Carson didn't kill him on it. Carson basically agreed with him because the man is a mousy chump standing next to the class bully.
“Vaccines are very important,” he said. But then he started to walk it back. “Certain ones. The ones that would prevent death or crippling. There are others, there are a multitude of vaccines which probably don’t fit in that category, and there should be some discretion in those cases. But, you know, a lot of this is—is—is pushed by big government. And I think that’s one of the things that people so vehemently want to get rid of, big government.”
That isn't "killing him" under any definition I've ever been aware of.
"There have been numerous studies and they have not demonstrated that there is any correlation between vaccinations and autism. This is something that was spread widely 15 or 20 years ago, and it has not been, adequately, you know, revealed to the public what's actually going on."
"The fact of the matter is we have extremely well-documented proof that there's no autism associated with vaccinations."
"He's [Trump] an okay doctor." <laughter>
What was the source you were using, what outlet?
And then he goes on to walk it back, talking about big government. I watched the debate.
Killing him would be, as a supposedly well respected doctor actually being honest. Saying "Vaccines don't cause autism. Donald needs to stop this BS fear mongering. They don't cause autism, get your kids vaccinated". But we all know that aint happening.

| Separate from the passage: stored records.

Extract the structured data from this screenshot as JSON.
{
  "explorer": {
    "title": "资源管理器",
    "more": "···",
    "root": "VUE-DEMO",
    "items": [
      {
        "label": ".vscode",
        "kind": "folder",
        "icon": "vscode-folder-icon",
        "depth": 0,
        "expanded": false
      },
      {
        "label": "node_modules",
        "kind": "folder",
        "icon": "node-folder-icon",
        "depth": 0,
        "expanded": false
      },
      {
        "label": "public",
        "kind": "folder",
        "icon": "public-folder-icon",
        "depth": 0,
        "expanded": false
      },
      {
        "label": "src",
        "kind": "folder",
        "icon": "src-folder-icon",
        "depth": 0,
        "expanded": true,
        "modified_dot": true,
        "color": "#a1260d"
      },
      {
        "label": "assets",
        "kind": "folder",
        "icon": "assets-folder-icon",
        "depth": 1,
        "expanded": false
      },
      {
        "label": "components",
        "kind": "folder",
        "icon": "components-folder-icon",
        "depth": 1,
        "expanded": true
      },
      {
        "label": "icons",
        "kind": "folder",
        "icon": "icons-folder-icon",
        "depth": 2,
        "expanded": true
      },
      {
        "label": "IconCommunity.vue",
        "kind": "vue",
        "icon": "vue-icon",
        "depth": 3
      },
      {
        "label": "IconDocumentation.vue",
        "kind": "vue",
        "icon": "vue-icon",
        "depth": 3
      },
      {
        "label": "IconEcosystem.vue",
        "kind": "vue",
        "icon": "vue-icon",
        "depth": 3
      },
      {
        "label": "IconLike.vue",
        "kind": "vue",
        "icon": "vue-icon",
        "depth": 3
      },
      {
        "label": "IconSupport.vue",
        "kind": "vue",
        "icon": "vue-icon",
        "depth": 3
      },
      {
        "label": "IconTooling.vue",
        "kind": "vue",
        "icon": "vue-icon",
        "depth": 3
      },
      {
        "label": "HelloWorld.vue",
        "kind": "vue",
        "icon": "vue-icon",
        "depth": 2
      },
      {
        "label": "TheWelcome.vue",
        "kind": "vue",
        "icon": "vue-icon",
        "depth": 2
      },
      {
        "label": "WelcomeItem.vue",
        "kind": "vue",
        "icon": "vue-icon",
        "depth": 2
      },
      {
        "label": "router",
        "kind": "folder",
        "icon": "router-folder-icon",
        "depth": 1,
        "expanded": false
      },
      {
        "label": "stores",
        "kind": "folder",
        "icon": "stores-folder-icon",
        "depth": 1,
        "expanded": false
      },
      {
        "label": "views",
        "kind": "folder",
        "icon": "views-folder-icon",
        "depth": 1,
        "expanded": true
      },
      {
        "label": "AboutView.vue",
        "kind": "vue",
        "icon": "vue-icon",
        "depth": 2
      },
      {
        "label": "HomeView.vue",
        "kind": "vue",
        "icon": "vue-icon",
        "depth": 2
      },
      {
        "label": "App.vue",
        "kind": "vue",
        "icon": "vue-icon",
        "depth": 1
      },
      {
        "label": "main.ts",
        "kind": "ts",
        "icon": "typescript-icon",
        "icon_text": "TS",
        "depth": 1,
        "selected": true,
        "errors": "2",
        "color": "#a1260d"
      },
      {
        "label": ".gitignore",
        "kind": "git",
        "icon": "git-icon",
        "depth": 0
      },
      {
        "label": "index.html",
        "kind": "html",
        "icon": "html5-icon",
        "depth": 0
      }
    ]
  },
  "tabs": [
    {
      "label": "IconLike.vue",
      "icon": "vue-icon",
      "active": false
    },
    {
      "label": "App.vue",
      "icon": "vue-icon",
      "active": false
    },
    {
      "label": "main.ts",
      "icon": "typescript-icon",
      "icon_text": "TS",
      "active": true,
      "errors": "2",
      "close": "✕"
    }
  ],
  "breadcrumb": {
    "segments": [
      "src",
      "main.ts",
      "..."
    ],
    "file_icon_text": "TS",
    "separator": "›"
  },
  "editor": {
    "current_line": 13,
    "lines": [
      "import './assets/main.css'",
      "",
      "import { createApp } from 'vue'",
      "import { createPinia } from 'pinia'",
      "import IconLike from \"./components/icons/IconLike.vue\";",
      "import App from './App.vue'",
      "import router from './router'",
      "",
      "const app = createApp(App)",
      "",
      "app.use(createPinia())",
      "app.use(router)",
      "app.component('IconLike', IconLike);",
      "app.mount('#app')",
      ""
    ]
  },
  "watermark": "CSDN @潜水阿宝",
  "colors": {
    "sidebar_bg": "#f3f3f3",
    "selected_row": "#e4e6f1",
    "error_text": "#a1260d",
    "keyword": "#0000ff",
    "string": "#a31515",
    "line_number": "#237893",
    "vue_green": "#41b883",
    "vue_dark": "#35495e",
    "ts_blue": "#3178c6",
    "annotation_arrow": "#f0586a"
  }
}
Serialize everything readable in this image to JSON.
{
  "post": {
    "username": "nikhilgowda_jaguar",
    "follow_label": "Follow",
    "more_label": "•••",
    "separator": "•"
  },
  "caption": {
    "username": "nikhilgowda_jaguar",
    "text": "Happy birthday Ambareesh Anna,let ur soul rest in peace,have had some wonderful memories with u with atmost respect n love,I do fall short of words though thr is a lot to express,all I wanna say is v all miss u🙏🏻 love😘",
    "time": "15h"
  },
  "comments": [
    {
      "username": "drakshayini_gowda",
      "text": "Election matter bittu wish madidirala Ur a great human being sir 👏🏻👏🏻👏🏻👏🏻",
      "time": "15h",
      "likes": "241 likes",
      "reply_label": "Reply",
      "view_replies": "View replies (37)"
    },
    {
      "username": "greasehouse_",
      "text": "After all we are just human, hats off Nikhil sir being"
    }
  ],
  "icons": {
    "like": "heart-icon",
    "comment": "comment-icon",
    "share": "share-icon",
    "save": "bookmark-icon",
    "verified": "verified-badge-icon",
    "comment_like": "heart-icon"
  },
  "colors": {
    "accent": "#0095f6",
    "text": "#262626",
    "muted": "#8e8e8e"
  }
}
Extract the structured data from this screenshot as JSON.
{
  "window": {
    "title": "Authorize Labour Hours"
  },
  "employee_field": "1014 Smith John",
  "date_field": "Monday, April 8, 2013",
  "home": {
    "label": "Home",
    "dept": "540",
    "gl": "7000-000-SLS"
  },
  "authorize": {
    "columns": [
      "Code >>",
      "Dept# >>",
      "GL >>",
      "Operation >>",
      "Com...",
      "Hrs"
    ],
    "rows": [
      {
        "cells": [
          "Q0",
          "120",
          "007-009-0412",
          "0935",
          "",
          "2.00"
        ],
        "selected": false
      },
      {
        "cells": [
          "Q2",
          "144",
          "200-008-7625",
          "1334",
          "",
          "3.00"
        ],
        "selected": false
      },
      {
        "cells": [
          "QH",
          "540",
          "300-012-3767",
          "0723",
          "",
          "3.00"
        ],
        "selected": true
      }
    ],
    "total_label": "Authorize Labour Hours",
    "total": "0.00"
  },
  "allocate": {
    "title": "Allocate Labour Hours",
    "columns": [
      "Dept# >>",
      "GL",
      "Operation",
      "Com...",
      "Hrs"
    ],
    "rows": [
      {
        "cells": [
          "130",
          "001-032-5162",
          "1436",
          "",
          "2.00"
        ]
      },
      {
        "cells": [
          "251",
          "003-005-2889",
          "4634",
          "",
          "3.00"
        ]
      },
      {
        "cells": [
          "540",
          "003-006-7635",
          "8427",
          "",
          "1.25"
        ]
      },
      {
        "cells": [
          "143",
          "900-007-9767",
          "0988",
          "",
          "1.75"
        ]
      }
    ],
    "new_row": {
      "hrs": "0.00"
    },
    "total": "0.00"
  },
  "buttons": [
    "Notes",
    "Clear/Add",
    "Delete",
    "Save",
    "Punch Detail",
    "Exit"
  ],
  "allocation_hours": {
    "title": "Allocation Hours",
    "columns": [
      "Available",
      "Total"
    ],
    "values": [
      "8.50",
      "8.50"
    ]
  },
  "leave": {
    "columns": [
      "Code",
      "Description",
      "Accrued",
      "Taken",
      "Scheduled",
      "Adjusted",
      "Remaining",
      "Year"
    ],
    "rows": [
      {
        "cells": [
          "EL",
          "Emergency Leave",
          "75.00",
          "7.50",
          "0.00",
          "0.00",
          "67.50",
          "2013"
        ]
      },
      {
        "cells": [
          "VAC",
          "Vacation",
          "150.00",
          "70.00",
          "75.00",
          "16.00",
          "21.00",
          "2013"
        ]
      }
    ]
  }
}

I am really, really confused as to why this is something that people actually talk about. It just all seems so insane. Vaccinations are one of the greatest things to ever happen in human history. And there is absolutely no reason to believe otherwise.
And still, there is apparently a large enough part of the US population that thinks that vaccinations actually hurt their kids that presidential candidates talk about it, and are not willing to piss those people off. It just seems so insane. Nothing makes any sense. If you try to get to the bottom of it, still nothing makes any sense. But apparently it has been going on long enough that these people are now a demographic.
I am having real problems trying to imagine being so irrational. Do you just believe whatever the first guy you talk to tells you about an issue, and then never budge no matter what anyone else says? It is just something i just can't imagine as someone who grew up with a world view based on reason.
it's mostly because of that one guy who did that study, which was later retracted, who was really pushing for the issue. That, and people often base conclusions from their own experience, ignoring the statistical realities; that's why people often have all sorts of superstitions. For some people, the events coincided in time, so they chose to assign blame that way, even though it's unsound. Most people aren't very logical.
Almost like the idea that cops go out of their way to murder black people because of racism in spite of statistical realities that suggest otherwise? You're right most people aren't very logical. 'Emotional' is more fitting.
most people aren't claiming that cops go out of their way to murder blacks cuz of racism; they're claiming that due to racism, some cops go too far, more than they do with whites, and that they aren't adequately punished when they do so. and that people are mostly emotional rather than logical is very well established by now certainly, agreed.
They don't though. It's been statistically proven to be the opposite with regards to lethal use of force.
no, it hasn't. someone posted quite a thorough rebuttal to the studies you cited, and the studies themselves included in their caveats things that nullified the claim you're making with them. and it has been proven that in some places the cops were seriously and systemically racist.
And the studies ignored the fact that much of the data we have on the use of force by police in the US is incomplete.